We moved on to the CPR to find the other group had finished. Out of the 5 of them that had turned up 2 had failed. We were up to 3 fails.
CPR done and it was an anxious wait. I tried so hard to tell myself I could re-sit in a couple of weeks and I would be more relaxed with it. I expected the fail.
So when he said I had passed, well, to say I was happy is an understatement! I had done it!
This was different from anything I have ever done before. When I have signed up to something there has always been a time I could see myself crossing the finish line. With this, for some reason I just couldn’t picture that conversation of ‘you’ve passed’. And I don’t know why.

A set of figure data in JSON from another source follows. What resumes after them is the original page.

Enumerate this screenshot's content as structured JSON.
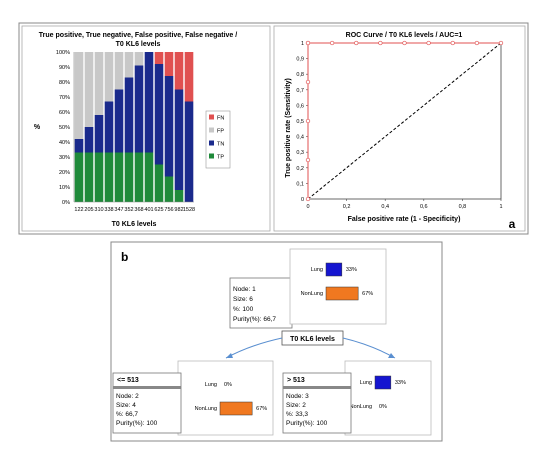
{
  "panel_a_label": "a",
  "panel_b_label": "b",
  "chart_data": [
    {
      "type": "bar",
      "title": "True positive, True negative, False positive, False negative / T0 KL6 levels",
      "title_lines": [
        "True positive, True negative, False positive, False negative /",
        "T0 KL6 levels"
      ],
      "xlabel": "T0 KL6 levels",
      "ylabel": "%",
      "stacked": true,
      "ylim": [
        0,
        100
      ],
      "y_ticks": [
        "0%",
        "10%",
        "20%",
        "30%",
        "40%",
        "50%",
        "60%",
        "70%",
        "80%",
        "90%",
        "100%"
      ],
      "categories": [
        "122",
        "205",
        "310",
        "338",
        "347",
        "352",
        "368",
        "401",
        "625",
        "756",
        "982",
        "1528"
      ],
      "series": [
        {
          "name": "TP",
          "color": "#1f8a3a",
          "values": [
            33,
            33,
            33,
            33,
            33,
            33,
            33,
            33,
            25,
            17,
            8,
            0
          ]
        },
        {
          "name": "TN",
          "color": "#1a2a8c",
          "values": [
            9,
            17,
            25,
            34,
            42,
            50,
            58,
            67,
            67,
            67,
            67,
            67
          ]
        },
        {
          "name": "FP",
          "color": "#c8c8c8",
          "values": [
            58,
            50,
            42,
            33,
            25,
            17,
            9,
            0,
            0,
            0,
            0,
            0
          ]
        },
        {
          "name": "FN",
          "color": "#e05050",
          "values": [
            0,
            0,
            0,
            0,
            0,
            0,
            0,
            0,
            8,
            16,
            25,
            33
          ]
        }
      ],
      "legend_order": [
        "FN",
        "FP",
        "TN",
        "TP"
      ],
      "legend_position": "right"
    },
    {
      "type": "line",
      "title": "ROC Curve / T0 KL6 levels / AUC=1",
      "xlabel": "False positive rate (1 - Specificity)",
      "ylabel": "True positive rate (Sensitivity)",
      "xlim": [
        0,
        1
      ],
      "ylim": [
        0,
        1
      ],
      "x_ticks": [
        "0",
        "0,2",
        "0,4",
        "0,6",
        "0,8",
        "1"
      ],
      "y_ticks": [
        "0",
        "0,1",
        "0,2",
        "0,3",
        "0,4",
        "0,5",
        "0,6",
        "0,7",
        "0,8",
        "0,9",
        "1"
      ],
      "series": [
        {
          "color": "#e05050",
          "x": [
            0,
            0,
            0,
            0,
            0,
            0,
            0.125,
            0.25,
            0.375,
            0.5,
            0.625,
            0.75,
            0.875,
            1
          ],
          "y": [
            0,
            0.25,
            0.5,
            0.75,
            1,
            1,
            1,
            1,
            1,
            1,
            1,
            1,
            1,
            1
          ]
        },
        {
          "color": "#000000",
          "style": "dashed",
          "x": [
            0,
            1
          ],
          "y": [
            0,
            1
          ]
        }
      ]
    }
  ],
  "tree": {
    "split_label": "T0 KL6 levels",
    "root": {
      "node": "Node: 1",
      "size": "Size: 6",
      "pct": "%: 100",
      "purity": "Purity(%): 66,7",
      "bars": [
        {
          "label": "Lung",
          "value": 33,
          "text": "33%",
          "color": "#1515d0"
        },
        {
          "label": "NonLung",
          "value": 67,
          "text": "67%",
          "color": "#f07820"
        }
      ]
    },
    "left": {
      "header": "<= 513",
      "node": "Node: 2",
      "size": "Size: 4",
      "pct": "%: 66,7",
      "purity": "Purity(%): 100",
      "bars": [
        {
          "label": "Lung",
          "value": 0,
          "text": "0%",
          "color": "#1515d0"
        },
        {
          "label": "NonLung",
          "value": 67,
          "text": "67%",
          "color": "#f07820"
        }
      ]
    },
    "right": {
      "header": "> 513",
      "node": "Node: 3",
      "size": "Size: 2",
      "pct": "%: 33,3",
      "purity": "Purity(%): 100",
      "bars": [
        {
          "label": "Lung",
          "value": 33,
          "text": "33%",
          "color": "#1515d0"
        },
        {
          "label": "NonLung",
          "value": 0,
          "text": "0%",
          "color": "#f07820"
        }
      ]
    }
  }
}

Maybe it’s because this is more serious. If I’m the lifeguard on and get something wrong someone could actually die. No one loses their life if I don’t finish my race or don’t run it within a time I had set myself. We had 4 fails in the end out of 12 who had started the course. We had someone injure their knee in the pool, someone who was sick after a swim test because they were pushing themselves so hard – and we all had the shakes from nerves.
I have no idea why I failed my swim test that once but that’s all it takes to remove that last sliver of confidence you have. My mid-week freak out was only calmed down by being able to speak to someone who understood and I trusted. Instead of shutting down I was honest and asked for help. When I told my friend about my speeding ticket and he replied ‘shame you don’t swim that fast’ it didn’t help in the same way no, but it made me laugh. (and he better hope I never have to save him as I bet he could reach the bottom of the 3 metre people he’s that big, ha ha)
So my first steps in changing career are done. I’m on the first rung of a ladder that goes 40 storeys high and no doubt 300 metres wide. Let’s see where this takes me.